In most cases, a verdict so emphatically against a mother’s parenting ability nearly guarantees that the mother and child will never live together again. To ensure a child’s safety, child protective workers and Family Court officials frequently err on the side of ensuring the child is safe. Consequently, an evaluation like Jacobs’ “is usually the turning point of the case,” says Gottlieb. “If you get a court ordered evaluation that says the mental illness is to an extent that the client can’t care for the child, it usually means that the person is never getting the kids back and that parental rights to the child are terminated.”
However, the evaluation by the clinic where Jacobs had attended weekly psychotherapy for over a year suggested shewas indeed ready to bring her son home.
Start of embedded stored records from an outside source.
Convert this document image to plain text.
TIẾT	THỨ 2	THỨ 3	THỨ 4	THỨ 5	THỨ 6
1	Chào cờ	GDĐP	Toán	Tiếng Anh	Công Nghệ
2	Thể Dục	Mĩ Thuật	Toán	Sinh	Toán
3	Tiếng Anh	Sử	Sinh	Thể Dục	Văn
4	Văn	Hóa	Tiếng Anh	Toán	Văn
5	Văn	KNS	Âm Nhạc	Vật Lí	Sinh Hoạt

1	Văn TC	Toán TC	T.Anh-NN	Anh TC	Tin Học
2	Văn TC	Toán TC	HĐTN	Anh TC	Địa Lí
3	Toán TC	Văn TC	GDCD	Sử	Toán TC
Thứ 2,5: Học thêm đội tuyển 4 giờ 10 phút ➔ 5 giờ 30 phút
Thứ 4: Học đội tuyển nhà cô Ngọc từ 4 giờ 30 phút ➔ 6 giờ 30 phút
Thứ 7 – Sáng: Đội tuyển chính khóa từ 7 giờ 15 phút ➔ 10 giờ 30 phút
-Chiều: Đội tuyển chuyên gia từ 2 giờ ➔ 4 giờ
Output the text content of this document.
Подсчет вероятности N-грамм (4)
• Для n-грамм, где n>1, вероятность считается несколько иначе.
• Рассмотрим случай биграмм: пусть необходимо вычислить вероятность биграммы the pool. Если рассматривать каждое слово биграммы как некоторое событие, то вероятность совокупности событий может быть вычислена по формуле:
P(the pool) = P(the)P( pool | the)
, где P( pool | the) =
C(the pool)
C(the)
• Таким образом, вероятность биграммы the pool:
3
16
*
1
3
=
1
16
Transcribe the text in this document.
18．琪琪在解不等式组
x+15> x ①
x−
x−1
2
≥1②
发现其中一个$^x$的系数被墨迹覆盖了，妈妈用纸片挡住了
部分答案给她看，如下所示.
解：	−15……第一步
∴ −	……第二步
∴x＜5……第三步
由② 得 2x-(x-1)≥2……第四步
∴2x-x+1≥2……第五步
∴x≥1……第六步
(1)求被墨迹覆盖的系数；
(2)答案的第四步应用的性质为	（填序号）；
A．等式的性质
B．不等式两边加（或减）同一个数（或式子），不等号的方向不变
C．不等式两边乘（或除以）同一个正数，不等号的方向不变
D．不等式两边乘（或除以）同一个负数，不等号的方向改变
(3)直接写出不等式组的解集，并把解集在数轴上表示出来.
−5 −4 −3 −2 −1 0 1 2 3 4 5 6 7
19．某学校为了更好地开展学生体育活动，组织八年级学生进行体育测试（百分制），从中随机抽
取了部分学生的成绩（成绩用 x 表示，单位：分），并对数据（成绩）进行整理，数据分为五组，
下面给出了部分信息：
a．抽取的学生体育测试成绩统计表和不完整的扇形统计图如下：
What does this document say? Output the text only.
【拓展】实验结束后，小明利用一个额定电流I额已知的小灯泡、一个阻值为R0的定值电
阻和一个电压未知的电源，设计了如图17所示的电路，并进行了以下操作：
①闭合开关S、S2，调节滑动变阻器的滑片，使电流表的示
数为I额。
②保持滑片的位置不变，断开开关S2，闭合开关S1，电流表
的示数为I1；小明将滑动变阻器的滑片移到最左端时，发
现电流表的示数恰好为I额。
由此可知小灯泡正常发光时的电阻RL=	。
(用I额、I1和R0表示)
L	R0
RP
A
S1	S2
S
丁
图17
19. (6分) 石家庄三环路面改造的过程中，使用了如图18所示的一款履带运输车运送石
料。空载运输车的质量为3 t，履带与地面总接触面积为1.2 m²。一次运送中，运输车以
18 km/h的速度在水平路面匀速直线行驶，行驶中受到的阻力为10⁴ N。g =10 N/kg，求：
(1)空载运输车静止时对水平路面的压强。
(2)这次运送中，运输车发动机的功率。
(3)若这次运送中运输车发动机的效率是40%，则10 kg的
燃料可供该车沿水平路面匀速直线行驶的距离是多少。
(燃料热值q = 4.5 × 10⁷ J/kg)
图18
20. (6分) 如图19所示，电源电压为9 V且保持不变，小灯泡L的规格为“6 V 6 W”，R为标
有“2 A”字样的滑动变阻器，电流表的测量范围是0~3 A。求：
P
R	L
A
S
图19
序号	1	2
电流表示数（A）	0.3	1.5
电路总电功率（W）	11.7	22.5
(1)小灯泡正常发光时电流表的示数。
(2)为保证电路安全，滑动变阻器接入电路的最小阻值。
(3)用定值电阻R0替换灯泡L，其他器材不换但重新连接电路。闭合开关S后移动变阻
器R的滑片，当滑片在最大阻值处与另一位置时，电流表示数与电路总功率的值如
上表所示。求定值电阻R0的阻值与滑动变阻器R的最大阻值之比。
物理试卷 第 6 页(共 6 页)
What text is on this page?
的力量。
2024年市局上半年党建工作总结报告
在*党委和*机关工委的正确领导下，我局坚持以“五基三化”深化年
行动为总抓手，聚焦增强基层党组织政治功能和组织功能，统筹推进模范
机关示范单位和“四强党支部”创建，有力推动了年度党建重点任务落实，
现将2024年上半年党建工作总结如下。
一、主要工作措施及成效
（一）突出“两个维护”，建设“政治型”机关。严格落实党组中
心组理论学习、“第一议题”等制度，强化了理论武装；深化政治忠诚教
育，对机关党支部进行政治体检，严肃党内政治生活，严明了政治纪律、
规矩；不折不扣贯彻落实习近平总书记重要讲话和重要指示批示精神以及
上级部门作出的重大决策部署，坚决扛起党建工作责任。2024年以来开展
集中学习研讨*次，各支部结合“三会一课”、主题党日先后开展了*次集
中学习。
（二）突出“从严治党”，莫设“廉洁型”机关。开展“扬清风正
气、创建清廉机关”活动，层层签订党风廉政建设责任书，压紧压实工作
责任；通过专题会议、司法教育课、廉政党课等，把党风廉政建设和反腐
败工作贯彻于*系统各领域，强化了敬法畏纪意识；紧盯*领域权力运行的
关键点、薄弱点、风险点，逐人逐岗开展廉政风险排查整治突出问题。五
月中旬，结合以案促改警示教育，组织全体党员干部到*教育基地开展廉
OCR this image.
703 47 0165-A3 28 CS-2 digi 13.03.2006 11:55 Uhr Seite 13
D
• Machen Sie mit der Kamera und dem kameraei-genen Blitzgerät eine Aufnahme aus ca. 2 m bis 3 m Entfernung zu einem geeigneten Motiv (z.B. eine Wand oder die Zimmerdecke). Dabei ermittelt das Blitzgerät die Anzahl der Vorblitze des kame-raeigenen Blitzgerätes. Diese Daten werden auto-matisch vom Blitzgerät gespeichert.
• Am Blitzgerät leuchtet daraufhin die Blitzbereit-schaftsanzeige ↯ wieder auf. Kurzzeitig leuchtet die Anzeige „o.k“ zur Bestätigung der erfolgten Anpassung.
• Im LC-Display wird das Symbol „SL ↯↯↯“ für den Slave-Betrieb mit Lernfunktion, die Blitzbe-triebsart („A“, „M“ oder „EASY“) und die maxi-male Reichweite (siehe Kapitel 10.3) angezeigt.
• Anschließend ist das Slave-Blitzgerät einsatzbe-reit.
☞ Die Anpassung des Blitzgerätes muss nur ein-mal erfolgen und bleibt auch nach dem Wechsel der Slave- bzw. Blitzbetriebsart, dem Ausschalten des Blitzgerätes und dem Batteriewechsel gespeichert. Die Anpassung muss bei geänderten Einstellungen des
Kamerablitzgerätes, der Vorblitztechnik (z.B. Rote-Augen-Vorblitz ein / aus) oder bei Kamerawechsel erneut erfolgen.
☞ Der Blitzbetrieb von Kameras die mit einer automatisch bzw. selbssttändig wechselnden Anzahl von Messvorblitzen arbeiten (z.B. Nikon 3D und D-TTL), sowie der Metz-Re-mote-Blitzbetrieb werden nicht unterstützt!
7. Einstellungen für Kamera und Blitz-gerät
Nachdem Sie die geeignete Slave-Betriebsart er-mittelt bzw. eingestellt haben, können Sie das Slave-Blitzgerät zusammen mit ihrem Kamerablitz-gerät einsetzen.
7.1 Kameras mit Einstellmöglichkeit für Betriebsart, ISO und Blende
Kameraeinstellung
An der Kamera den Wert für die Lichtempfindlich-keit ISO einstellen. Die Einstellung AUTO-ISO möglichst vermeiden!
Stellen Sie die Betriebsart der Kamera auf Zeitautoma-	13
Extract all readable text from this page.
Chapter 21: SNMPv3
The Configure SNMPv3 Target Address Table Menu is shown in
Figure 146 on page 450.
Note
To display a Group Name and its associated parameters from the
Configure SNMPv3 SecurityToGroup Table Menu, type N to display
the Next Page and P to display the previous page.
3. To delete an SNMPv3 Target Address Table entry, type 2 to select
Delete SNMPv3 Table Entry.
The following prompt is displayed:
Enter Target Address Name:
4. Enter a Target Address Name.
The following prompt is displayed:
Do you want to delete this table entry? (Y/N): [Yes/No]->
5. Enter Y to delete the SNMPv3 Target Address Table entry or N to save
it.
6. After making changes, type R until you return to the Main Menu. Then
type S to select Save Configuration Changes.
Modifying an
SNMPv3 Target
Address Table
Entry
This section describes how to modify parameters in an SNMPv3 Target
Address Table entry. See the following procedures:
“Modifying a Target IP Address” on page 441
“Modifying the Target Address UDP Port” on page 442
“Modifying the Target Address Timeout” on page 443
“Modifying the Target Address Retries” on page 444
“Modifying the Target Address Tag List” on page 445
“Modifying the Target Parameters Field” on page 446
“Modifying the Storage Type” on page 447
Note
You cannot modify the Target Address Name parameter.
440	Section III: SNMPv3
Jacobs’ diagnosis of a mild form of depression “is a common and mild disorder and does not have to interfere with parenting,” the evaluation from this clinic explained. The clinic also observed Jacobs’ interactions with her new daughter. The report concludes: “I have witnessed no behavioral observations which make me feel as though Jenna cannot at this time be a loving and effective parent to her children.”
Jacobs got extremely lucky. She had spent years doing what all parents with mental health allegations must do to get their kids back, complying with a treatment plan that assumed she was mentally ill as the courts deliberated whether to terminate her parental rights. But things turned around for her when Gottlieb became her lawyer and fiercely advocated for her, challenging the mental health evaluation conducted by Family Court Mental Health Services.
By the end of the case, Gottlieb says, everyone who knew Jacobs believed her to not have a serious mental illness, though they did agree she had mild mental retardation. Eventually, Bobby returned to his mother’s care, where Gottlieb says he continues to live today along with his father, his sister and a new baby. A few years have passed, and Gottlieb says the last she heard, Jacobs had been raising her three children without any new allegations of abuse or neglect.